Hyduke and Lerman prototyped the method on the minimal, yet metabolically versatile, hyperthermophile Thermotoga maritima. Because T. maritima is not currently ready for use in industrial applications, Hyduke and Lerman are working as part of a larger team to produce similar models for industrially relevant microorganisms, such as E. coli.

"We've built a virtual reality simulator of metabolism and gene expression for Thermotoga maritima, and shown that it much better approximates phenotypes of cells than modeling metabolism in isolation," said Lerman.

...Their method accounts, in molecular detail, for the material and energy required to keep a cell growing, the research team reported in the journal Nature Communications.

"This is a major advance in genome-scale analysis that accounts for the fundamental biological process of gene expression and notably expands the number of cellular phenotypes that we can compute," said Bernhard Palsson, Galetti Professor of Bioengineering, at the UC San Diego Jacobs School of Engineering.
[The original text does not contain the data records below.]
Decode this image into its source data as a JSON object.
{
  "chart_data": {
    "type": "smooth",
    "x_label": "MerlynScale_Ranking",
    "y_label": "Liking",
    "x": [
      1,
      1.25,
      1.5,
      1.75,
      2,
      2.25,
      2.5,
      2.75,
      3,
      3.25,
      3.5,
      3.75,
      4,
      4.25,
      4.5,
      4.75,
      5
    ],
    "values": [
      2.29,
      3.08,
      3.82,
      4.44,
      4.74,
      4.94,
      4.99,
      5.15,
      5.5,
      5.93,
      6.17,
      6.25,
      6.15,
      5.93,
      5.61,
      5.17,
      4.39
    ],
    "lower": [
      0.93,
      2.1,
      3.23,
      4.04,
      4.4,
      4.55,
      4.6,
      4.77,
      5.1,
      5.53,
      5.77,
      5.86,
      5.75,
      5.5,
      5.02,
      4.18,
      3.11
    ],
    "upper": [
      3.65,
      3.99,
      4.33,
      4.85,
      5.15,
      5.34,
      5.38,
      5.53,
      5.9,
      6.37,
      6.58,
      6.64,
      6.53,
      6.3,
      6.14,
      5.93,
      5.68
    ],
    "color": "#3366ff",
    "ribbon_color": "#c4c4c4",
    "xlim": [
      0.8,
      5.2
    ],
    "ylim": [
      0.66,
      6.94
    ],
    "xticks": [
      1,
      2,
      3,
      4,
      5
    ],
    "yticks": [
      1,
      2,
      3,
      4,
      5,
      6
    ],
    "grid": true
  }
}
"With this new method, it is now possible to perform computer simulations of systems-level molecular biology to formulate questions about fundamental life processes, the cellular impacts of genetic manipulation or to quantitatively analyze gene expression data," said Joshua Lerman, a Ph.D. candidate in Palsson's Systems Biology Research Group. _SD

This approach provides more useful information in advance, to researchers considering various approaches to the design of custom chemicals-producing organisms -- particularly microbes, but eventually plants and animals as well.

In summary, the development of this tool should streamline the design and development of organisms capable of producing commercially valuable chemicals and fuels in an economical manner. It should also prevent much wasted energy on the part of researchers, by pointing out dead-end research approaches in advance.